Sin embargo, no sabía que yo era alérgica a las fresas.
Nos deslizamos en un reservado privado, el cuero chirriando debajo de nosotros.
Dante se hizo cargo del pedido, descartando los menús.
-Traiga el risotto de trufa y el carpaccio -ordenó al camarero-. Y una botella de su mejor champán.
Yo detestaba las trufas.
Era un hecho que habría sabido, si se hubiera molestado en compartir una sola cena conmigo en casa en los últimos tres años.
Me sentí pequeña.
Borrada.
-Voy al tocador -murmuré.
Nadie respondió.
Ya se estaban riendo, perdidos en una broma interna sobre un viaje a Capri que habían hecho mucho antes de que yo entrara en escena.
Dentro del baño, me eché agua fría en la cara, desesperada por lavar la humillación.
Miré mi reflejo en el espejo.
-Eres patética, Elara -le susurré a los ojos vacíos que me devolvían la mirada.
La puerta se abrió de golpe.
Isabella entró.
Se movió hacia el lavabo a mi lado, destapando un tubo de lápiz labial del color de la sangre fresca. Encontró mi mirada en el cristal.
-No te lo tomes como algo personal, querida -dijo, su sonrisa goteando veneno-. Dante es un hombre de honor. Se casó contigo porque le debía una deuda a tu padre. ¿Pero el corazón?

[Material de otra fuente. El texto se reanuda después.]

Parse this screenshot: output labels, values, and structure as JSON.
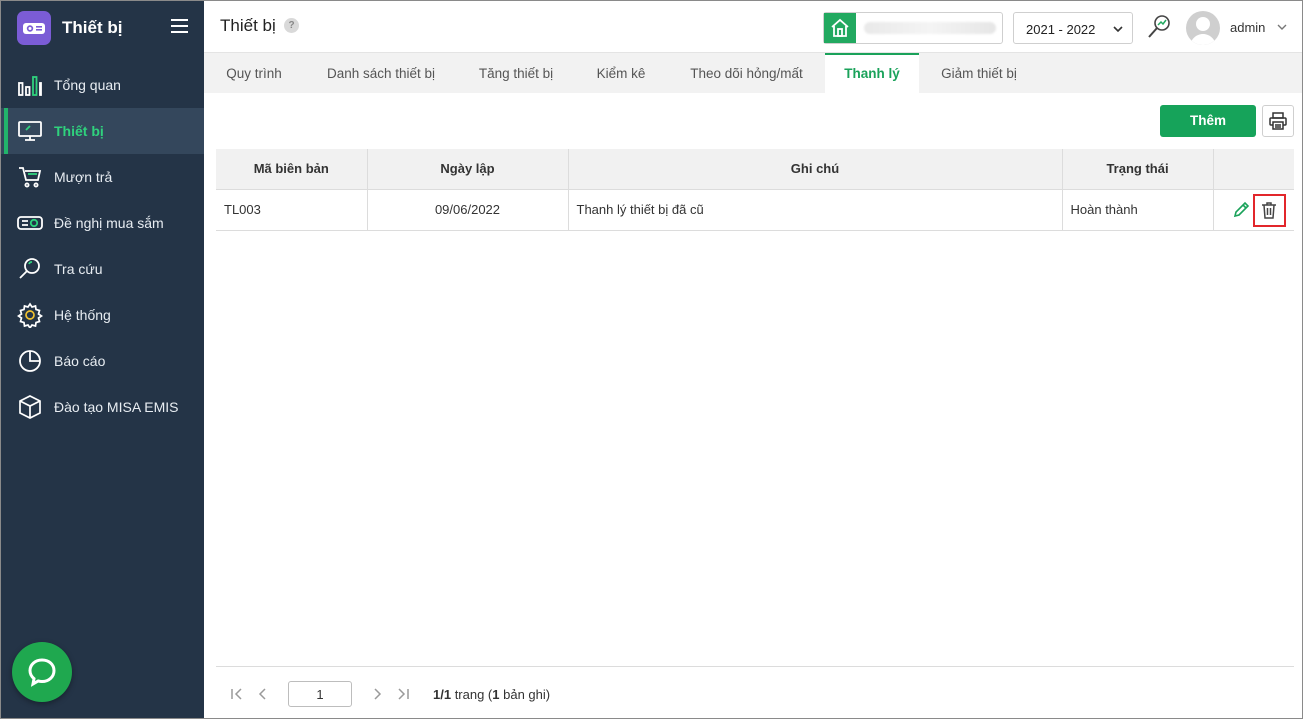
{
  "app": {
    "title": "Thiết bị",
    "menu": [
      {
        "label": "Tổng quan",
        "icon": "bar-chart-icon"
      },
      {
        "label": "Thiết bị",
        "icon": "monitor-icon",
        "active": true
      },
      {
        "label": "Mượn trả",
        "icon": "cart-icon"
      },
      {
        "label": "Đề nghị mua sắm",
        "icon": "projector-icon"
      },
      {
        "label": "Tra cứu",
        "icon": "search-icon"
      },
      {
        "label": "Hệ thống",
        "icon": "gear-icon"
      },
      {
        "label": "Báo cáo",
        "icon": "pie-chart-icon"
      },
      {
        "label": "Đào tạo MISA EMIS",
        "icon": "box-icon"
      }
    ]
  },
  "header": {
    "title": "Thiết bị",
    "help": "?",
    "year": "2021 - 2022",
    "user": "admin"
  },
  "tabs": [
    {
      "label": "Quy trình"
    },
    {
      "label": "Danh sách thiết bị"
    },
    {
      "label": "Tăng thiết bị"
    },
    {
      "label": "Kiểm kê"
    },
    {
      "label": "Theo dõi hỏng/mất"
    },
    {
      "label": "Thanh lý",
      "active": true
    },
    {
      "label": "Giảm thiết bị"
    }
  ],
  "toolbar": {
    "add_label": "Thêm"
  },
  "table": {
    "columns": [
      "Mã biên bản",
      "Ngày lập",
      "Ghi chú",
      "Trạng thái"
    ],
    "rows": [
      {
        "code": "TL003",
        "date": "09/06/2022",
        "note": "Thanh lý thiết bị đã cũ",
        "status": "Hoàn thành"
      }
    ]
  },
  "pager": {
    "page": "1",
    "info_current": "1/1",
    "info_trang": " trang (",
    "info_count": "1",
    "info_records": " bản ghi)"
  },
  "colors": {
    "sidebar": "#243447",
    "accent": "#16a35a",
    "highlight": "#e2262b"
  }
}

El corazón no reconoce tal libro de contabilidad.
Me tensé. -El honor implica respeto, Isabella. Un concepto con el que pareces totalmente desconocedora.

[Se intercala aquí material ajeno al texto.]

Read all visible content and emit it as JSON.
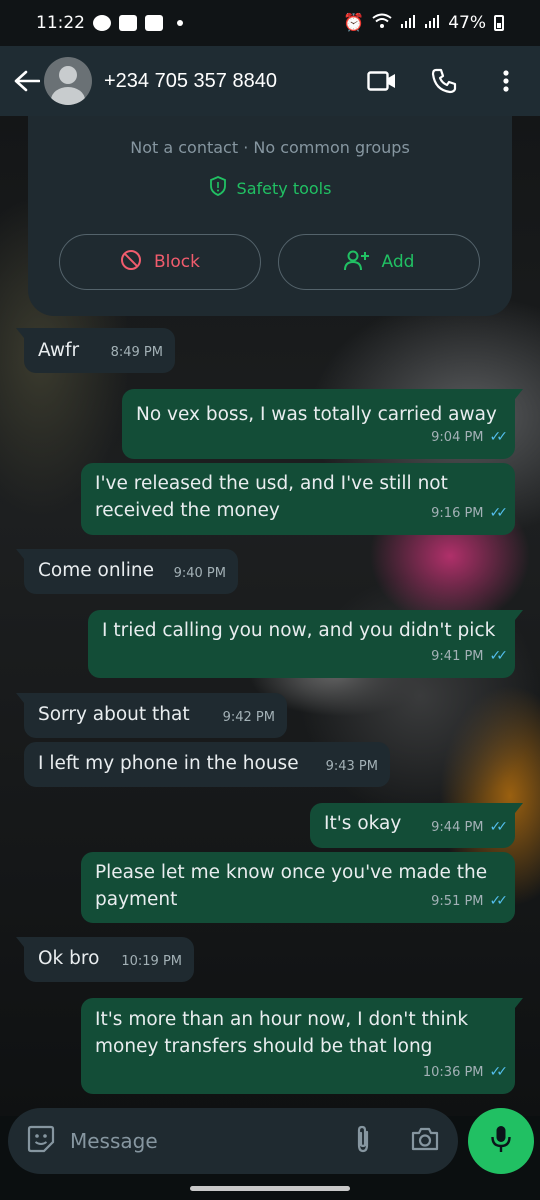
{
  "status_bar": {
    "time": "11:22",
    "battery": "47%"
  },
  "header": {
    "contact": "+234 705 357 8840"
  },
  "info_card": {
    "text": "Not a contact · No common groups",
    "safety_tools": "Safety tools",
    "block_label": "Block",
    "add_label": "Add"
  },
  "messages": [
    {
      "dir": "in",
      "text": "Awfr",
      "time": "8:49 PM"
    },
    {
      "dir": "out",
      "text": "No vex boss, I was totally carried away",
      "time": "9:04 PM"
    },
    {
      "dir": "out",
      "text_line1": "I've released the usd, and I've still not",
      "text_line2": "received the money",
      "time": "9:16 PM"
    },
    {
      "dir": "in",
      "text": "Come online",
      "time": "9:40 PM"
    },
    {
      "dir": "out",
      "text": "I tried calling you now, and you didn't pick",
      "time": "9:41 PM"
    },
    {
      "dir": "in",
      "text": "Sorry about that",
      "time": "9:42 PM"
    },
    {
      "dir": "in",
      "text": "I left my phone in the house",
      "time": "9:43 PM"
    },
    {
      "dir": "out",
      "text": "It's okay",
      "time": "9:44 PM"
    },
    {
      "dir": "out",
      "text_line1": "Please let me know once you've made the",
      "text_line2": "payment",
      "time": "9:51 PM"
    },
    {
      "dir": "in",
      "text": "Ok bro",
      "time": "10:19 PM"
    },
    {
      "dir": "out",
      "text_line1": "It's more than an hour now, I don't think",
      "text_line2": "money transfers should be that long",
      "time": "10:36 PM"
    }
  ],
  "composer": {
    "placeholder": "Message"
  },
  "colors": {
    "accent": "#21c063",
    "outgoing_bubble": "#134d37",
    "incoming_bubble": "#1f2a30",
    "read_ticks": "#53bdeb",
    "block": "#f15c6d"
  }
}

Ella se rió, un sonido agudo y frágil.
-Tengo su respeto. Y tengo sus noches. ¿Tú? Tú tienes su apellido. ¿Quién está ganando realmente aquí?
Antes de que pudiera responder, el suelo se sacudió bajo mis pies.
Un sonido, ensordecedor y absoluto, destrozó el mundo.
¡BOOM!
La onda expansiva me lanzó hacia atrás contra los lavabos de porcelana.
El espejo explotó, vomitando mil fragmentos de vidrio al aire.
Gritos.
Humo.
Con los oídos zumbando con un pitido agudo, me arrastré hacia la salida.
El comedor era un paisaje de caos.
Una bomba.
Había sido una bomba de una familia rival.
Sobre nuestro reservado, el enorme candelabro se balanceaba precariamente, su metal gimiendo bajo la tensión.
Vi a Dante.
Estaba de pie, aturdido pero entero.
Yo estaba quizás a cinco metros de él, con sangre goteando de un corte irregular en mi frente.
Isabella estaba en el suelo cerca del reservado, gritando histéricamente, aunque parecía intacta.
El candelabro dio un crujido repugnante.
Dante miró hacia arriba.
Me miró a mí.
Miró a Isabella.
Tuvo una fracción de segundo. Un latido para decidir.
Podía correr hacia mí, o podía correr hacia ella.
Se lanzó.
Su cuerpo voló por el aire, placando a Isabella y protegiéndola con su propio cuerpo justo cuando la montaña de cristal y metal se estrellaba contra el suelo.
La fuerza del impacto envió escombros volando como metralla.
Una pieza pesada e irregular de metal se estrelló contra mi costado.
El dolor fue blanco y absoluto.
Colapsé en el suelo, el aire expulsado de mis pulmones.
Desde mi posición, plana contra el suelo frío, lo observé.
Dante se levantó, sacudiéndose el polvo, e inmediatamente puso a Isabella de pie.
La revisó frenéticamente, sus manos recorriendo sus brazos, su cara.
-¿Estás bien? -gritó sobre el estruendo.
Traté de llamarlo.
-Dante...
Salió solo como un susurro sangriento y húmedo.
Cerré los ojos.
La oscuridad fue bienvenida.
Al menos en la oscuridad, no tenía que ver a mi esposo elegir salvar a su amante mientras yo me desangraba en el suelo de su restaurante.
"Menos diez", pensé, comenzando la cuenta regresiva final, antes de desvanecerme.